Paulette Lifton woke up Tuesday morning on her 67th birthday in a panic as smoke billowed in the distance from her home in the Granada Hills neighborhood of Los Angeles. The first person he called was his sister Annette.
“What’s going on?” Mrs. Lifton asked.
“You need to download the Watch Duty app,” his sister replied.
Ms. Lifton did just that, tracking the fire’s spread through map and app updates while packing her car with her most prized possessions: her favorite sequin jacket; her dogs, King Charles spaniels, Elle and Sansa; and the two Emmys she won as a television and film sound editor.
For Ms. Lifton and thousands of other Los Angeles residents, Watch Duty has become a lifeline in monitoring the multiple fires burning across the city. In a country of nearly 10 million people, word of the app spread through word of mouth and in online community groups.
The app has at times provided faster and more reliable updates than the city’s flawed mobile notification system.
On Thursday evening, Los Angeles County’s warning system broadcast an incorrect evacuation warning to all residents in its jurisdiction, rather than just those near the West Hills neighborhood threatened by the Kenneth Fire.
Officials said Saturday that some county residents were receiving outdated alerts after cell towers that were knocked offline during the wildfires came back online. Watch Duty, which has remained among the most downloaded free apps in the Apple App Store, had no such problems.
Founded in 2021, the app had 2 million downloads as of Tuesday and 14 million unique users this week, Watch Duty CEO John Mills said in an interview Saturday.
Mr. Mills operates the app through a nonprofit organization with a team of 200 volunteers and 15 full-time employees, including retired firefighters and dispatchers. That team listens to emergency responders’ radio broadcasts and transmits real-time updates to the app, which maps fires and outlines evacuation zones.
PJ Marino, a 52-year-old actor who lives in the Van Nuys neighborhood, downloaded Watch Duty Tuesday night and his phone was soon hit with a barrage of notifications. He found himself waking up in the middle of the night to check on it and has since made several posts on social media urging his neighbors to dump it.
“It’s morbid and I hate having to use it,” Marino said. “But it’s necessary.”
Cara Mia DiMassa said she and her neighbors used the app’s map to track the Eaton Fire, which spared her home but destroyed the Altadena summer camp she owned with her family.
He said it is “absolutely” a better tool for tracking fires than official government warnings, then added that the app can be chaotic. He had to turn off notifications to sleep at night.
Mr. Mills, a business owner who lives in Northern California’s Sonoma County, said he has been forced to flee fires three times in his life. He said he created Watch Duty because the government has never provided something with the same utility.

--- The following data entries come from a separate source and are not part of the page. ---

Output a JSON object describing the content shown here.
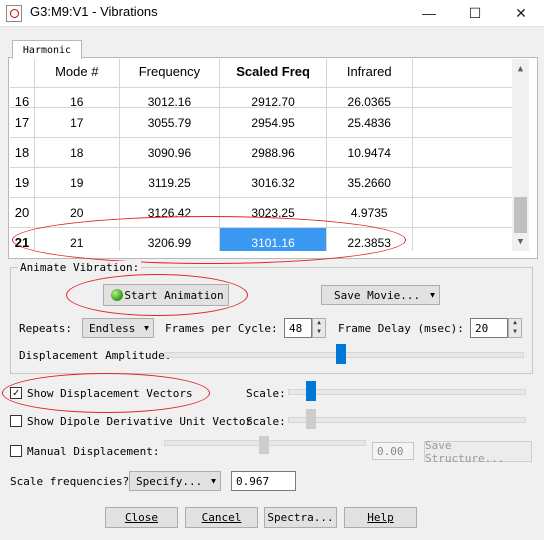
{
  "window": {
    "title": "G3:M9:V1 - Vibrations",
    "minimize_glyph": "—",
    "maximize_glyph": "☐",
    "close_glyph": "✕"
  },
  "tab": {
    "label": "Harmonic"
  },
  "table": {
    "headers": [
      "Mode #",
      "Frequency",
      "Scaled Freq",
      "Infrared"
    ],
    "rows": [
      {
        "row": "16",
        "mode": "16",
        "freq": "3012.16",
        "scaled": "2912.70",
        "ir": "26.0365"
      },
      {
        "row": "17",
        "mode": "17",
        "freq": "3055.79",
        "scaled": "2954.95",
        "ir": "25.4836"
      },
      {
        "row": "18",
        "mode": "18",
        "freq": "3090.96",
        "scaled": "2988.96",
        "ir": "10.9474"
      },
      {
        "row": "19",
        "mode": "19",
        "freq": "3119.25",
        "scaled": "3016.32",
        "ir": "35.2660"
      },
      {
        "row": "20",
        "mode": "20",
        "freq": "3126.42",
        "scaled": "3023.25",
        "ir": "4.9735"
      },
      {
        "row": "21",
        "mode": "21",
        "freq": "3206.99",
        "scaled": "3101.16",
        "ir": "22.3853"
      }
    ],
    "selected_row": "21",
    "selection_color": "#3a98f0",
    "scroll_up": "▲",
    "scroll_down": "▼"
  },
  "animate": {
    "group_label": "Animate Vibration:",
    "start_button": "Start Animation",
    "save_movie": "Save Movie...",
    "repeats_label": "Repeats:",
    "repeats_value": "Endless",
    "fpc_label": "Frames per Cycle:",
    "fpc_value": "48",
    "delay_label": "Frame Delay (msec):",
    "delay_value": "20",
    "amplitude_label": "Displacement Amplitude:",
    "amplitude_level": 0.5
  },
  "options": {
    "show_disp_vectors": "Show Displacement Vectors",
    "show_disp_checked": "✓",
    "scale_label": "Scale:",
    "show_dipole": "Show Dipole Derivative Unit Vector",
    "manual_disp": "Manual Displacement:",
    "manual_value": "0.00",
    "save_structure": "Save Structure...",
    "scale_freq_label": "Scale frequencies?",
    "specify": "Specify...",
    "scale_factor": "0.967"
  },
  "footer": {
    "close": "Close",
    "cancel": "Cancel",
    "spectra": "Spectra...",
    "help": "Help"
  },
  "colors": {
    "accent": "#0078d7",
    "annotation": "#e0252b"
  }
}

The app collects very little personal data from users, he said, adding that he runs it through a nonprofit because he has no plans to sell it.
“This is my life and my community,” he said. “I owe it to my community to not be a disaster capitalist.”
Watch Duty is funded primarily by donations and has grown in recent years as wildfires on the West Coast have become more common and intense. The app currently provides coverage in 22 states west of the Mississippi River, excluding Alaska and Louisiana.
Mr Mills said he was not worried about the app’s network being able to support the influx of users because it has enough volunteers and employees to provide 24-hour service.
“When things go bad, that’s what we’re here for,” Mills said. “And we’re no where near the end.”